Treasury Secretary Steven Mnuchin said on Tuesday (Sept. 12), “I don’t know if we’ll be able to achieve [15% corporate tax], given the budget issue,” according to The Hill.


And White House Press Secretary Sarah Sanders said, “the president is prepared to push for as low of a rate as we can get,” according to Reuters.

That doesn’t sound terribly promising.

If we get Speaker Ryan’s 22.5% tax rate instead, but still eliminate many of the tax deductions and credits that so many companies have used to lower their rates, we might even see an increase in the effective tax rate across the board.

An increase in the effective tax rate would not just be bad for American companies; it could be bad for the American people, as well.


As Money Morning Chief Investment Strategist Keith Fitz-Gerald says, “if you treat money punitively, it leaves.”

Just look at Amazon.com Inc. (Nasdaq: AMZN). After Seattle passed a 2.25% income tax on city residents making more than $250,000 a year, Amazon announced that it would be opening a second company headquarters somewhere else.

Companies will go where their money is treated best, which is why we at Money Morning focus on CEOs, not on politicians.

Regardless of how Trump’s tax plan eventually shakes out for American businesses, there’s no reason you can’t profit from the companies who know how to make money in any environment.

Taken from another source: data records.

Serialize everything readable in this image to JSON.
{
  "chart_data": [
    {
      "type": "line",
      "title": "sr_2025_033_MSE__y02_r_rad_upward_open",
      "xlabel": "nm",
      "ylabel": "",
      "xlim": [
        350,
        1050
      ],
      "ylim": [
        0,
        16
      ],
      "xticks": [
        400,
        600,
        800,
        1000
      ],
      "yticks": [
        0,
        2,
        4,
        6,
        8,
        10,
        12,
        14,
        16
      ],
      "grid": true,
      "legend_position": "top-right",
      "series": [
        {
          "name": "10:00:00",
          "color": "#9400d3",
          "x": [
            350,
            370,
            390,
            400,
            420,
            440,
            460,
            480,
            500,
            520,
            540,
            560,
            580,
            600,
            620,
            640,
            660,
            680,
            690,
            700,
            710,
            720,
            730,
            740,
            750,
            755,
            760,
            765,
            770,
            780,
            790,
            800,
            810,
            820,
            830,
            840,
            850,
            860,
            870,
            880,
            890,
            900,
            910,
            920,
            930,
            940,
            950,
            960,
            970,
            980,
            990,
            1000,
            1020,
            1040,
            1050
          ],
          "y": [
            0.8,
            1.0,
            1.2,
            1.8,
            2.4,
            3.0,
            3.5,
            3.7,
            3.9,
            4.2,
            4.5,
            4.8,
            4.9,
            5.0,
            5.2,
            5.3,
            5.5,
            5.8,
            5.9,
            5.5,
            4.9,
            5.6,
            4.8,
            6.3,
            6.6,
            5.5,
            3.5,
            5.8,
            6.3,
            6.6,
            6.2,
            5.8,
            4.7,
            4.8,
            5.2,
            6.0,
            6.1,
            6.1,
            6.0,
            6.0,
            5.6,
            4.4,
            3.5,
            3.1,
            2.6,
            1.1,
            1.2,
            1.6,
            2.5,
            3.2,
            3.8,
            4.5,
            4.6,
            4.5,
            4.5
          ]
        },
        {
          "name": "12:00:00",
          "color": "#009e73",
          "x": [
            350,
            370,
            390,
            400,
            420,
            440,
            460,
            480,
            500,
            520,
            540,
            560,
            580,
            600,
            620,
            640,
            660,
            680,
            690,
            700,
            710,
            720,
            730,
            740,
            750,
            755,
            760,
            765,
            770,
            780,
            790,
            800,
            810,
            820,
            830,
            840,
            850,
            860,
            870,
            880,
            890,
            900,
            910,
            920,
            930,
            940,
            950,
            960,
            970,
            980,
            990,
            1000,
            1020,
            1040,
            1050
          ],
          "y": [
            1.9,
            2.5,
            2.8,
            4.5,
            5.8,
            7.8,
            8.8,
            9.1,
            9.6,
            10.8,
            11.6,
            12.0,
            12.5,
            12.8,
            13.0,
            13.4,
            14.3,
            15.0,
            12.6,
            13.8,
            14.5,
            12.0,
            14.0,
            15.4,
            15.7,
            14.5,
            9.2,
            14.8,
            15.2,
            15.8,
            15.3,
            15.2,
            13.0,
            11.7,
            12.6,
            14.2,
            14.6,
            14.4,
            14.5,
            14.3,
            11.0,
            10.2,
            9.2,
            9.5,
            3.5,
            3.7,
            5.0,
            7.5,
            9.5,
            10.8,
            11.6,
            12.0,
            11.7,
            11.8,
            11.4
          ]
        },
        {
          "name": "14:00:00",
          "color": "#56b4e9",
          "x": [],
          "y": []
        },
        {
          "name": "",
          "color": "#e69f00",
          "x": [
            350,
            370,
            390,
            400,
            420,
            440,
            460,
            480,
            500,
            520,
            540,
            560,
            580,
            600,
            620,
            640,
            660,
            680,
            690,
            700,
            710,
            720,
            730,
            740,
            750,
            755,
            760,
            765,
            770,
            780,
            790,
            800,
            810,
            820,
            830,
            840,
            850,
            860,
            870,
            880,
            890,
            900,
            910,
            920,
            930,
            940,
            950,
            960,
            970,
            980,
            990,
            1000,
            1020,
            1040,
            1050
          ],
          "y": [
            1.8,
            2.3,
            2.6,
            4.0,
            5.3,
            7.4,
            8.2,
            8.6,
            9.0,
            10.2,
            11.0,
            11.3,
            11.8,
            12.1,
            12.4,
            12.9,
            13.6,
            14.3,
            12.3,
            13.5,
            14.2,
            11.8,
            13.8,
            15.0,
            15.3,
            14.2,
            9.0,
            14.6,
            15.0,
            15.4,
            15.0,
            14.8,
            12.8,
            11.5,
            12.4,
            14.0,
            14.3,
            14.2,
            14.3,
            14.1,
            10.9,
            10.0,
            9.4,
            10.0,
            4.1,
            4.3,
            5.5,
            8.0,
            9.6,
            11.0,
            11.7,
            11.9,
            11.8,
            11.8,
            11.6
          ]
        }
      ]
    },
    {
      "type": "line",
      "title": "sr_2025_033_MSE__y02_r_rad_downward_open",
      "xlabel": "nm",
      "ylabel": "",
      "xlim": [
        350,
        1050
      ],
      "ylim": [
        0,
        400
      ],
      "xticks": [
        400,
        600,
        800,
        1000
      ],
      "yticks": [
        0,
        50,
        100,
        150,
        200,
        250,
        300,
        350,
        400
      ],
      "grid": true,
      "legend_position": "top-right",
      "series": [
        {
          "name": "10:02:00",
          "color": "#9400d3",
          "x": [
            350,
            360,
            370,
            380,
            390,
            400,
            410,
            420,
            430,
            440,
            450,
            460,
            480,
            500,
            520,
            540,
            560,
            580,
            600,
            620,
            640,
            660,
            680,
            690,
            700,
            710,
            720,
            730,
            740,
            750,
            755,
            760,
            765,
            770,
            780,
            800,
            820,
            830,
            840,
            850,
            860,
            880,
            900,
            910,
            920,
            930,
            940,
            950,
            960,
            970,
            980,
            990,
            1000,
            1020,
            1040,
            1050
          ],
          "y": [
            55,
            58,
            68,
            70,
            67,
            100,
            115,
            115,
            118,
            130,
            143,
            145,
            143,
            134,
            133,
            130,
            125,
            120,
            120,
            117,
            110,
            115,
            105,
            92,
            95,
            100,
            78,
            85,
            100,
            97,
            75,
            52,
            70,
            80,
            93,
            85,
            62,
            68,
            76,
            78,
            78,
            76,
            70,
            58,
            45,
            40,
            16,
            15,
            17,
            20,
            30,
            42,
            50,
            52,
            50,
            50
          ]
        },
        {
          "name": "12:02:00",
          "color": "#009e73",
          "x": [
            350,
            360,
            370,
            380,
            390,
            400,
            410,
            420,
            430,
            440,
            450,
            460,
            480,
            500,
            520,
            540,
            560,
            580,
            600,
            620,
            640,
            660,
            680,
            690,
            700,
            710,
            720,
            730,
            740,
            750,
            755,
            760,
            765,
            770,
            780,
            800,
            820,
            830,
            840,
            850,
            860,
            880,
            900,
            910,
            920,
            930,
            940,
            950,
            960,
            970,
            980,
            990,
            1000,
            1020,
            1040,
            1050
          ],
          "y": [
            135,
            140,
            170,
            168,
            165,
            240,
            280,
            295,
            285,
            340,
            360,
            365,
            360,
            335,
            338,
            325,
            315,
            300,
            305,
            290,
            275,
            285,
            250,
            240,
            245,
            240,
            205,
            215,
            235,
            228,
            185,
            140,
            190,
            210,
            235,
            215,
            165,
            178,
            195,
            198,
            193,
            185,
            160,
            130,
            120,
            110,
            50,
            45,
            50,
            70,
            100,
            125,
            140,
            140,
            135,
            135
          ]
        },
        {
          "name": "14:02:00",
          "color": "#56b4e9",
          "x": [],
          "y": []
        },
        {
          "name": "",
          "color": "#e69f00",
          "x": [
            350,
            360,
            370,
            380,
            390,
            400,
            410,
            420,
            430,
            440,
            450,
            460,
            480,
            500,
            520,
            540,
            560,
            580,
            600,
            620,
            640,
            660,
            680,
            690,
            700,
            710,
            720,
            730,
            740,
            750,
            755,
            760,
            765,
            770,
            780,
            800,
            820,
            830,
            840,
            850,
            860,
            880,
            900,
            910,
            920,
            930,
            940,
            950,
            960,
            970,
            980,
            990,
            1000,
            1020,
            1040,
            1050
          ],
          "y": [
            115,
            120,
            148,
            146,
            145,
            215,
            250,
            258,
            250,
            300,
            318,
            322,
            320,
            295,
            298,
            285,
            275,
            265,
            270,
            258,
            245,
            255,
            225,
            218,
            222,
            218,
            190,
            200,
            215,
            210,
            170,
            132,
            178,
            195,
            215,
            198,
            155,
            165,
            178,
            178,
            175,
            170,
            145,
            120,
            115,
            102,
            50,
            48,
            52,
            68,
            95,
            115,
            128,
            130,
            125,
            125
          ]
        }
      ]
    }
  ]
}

Take Amazon, for example. Keith says Amazon’s decision “is akin to a second ‘public offering,’ which means you’ve got a chance to tap into a move being made that sets the company up for another decade or more of outrageous profits for investors.”

If you’re looking to profit from this e-commerce giant, there are multiple ways to do so. You could accumulate shares of the $990 stock one-by-one, as you can afford them. Or, for a cheaper option, you can buy a 26(f) fund like the T. Rowe Price Blue Chip Growth (TRCBX), of which Amazon is a primary holding.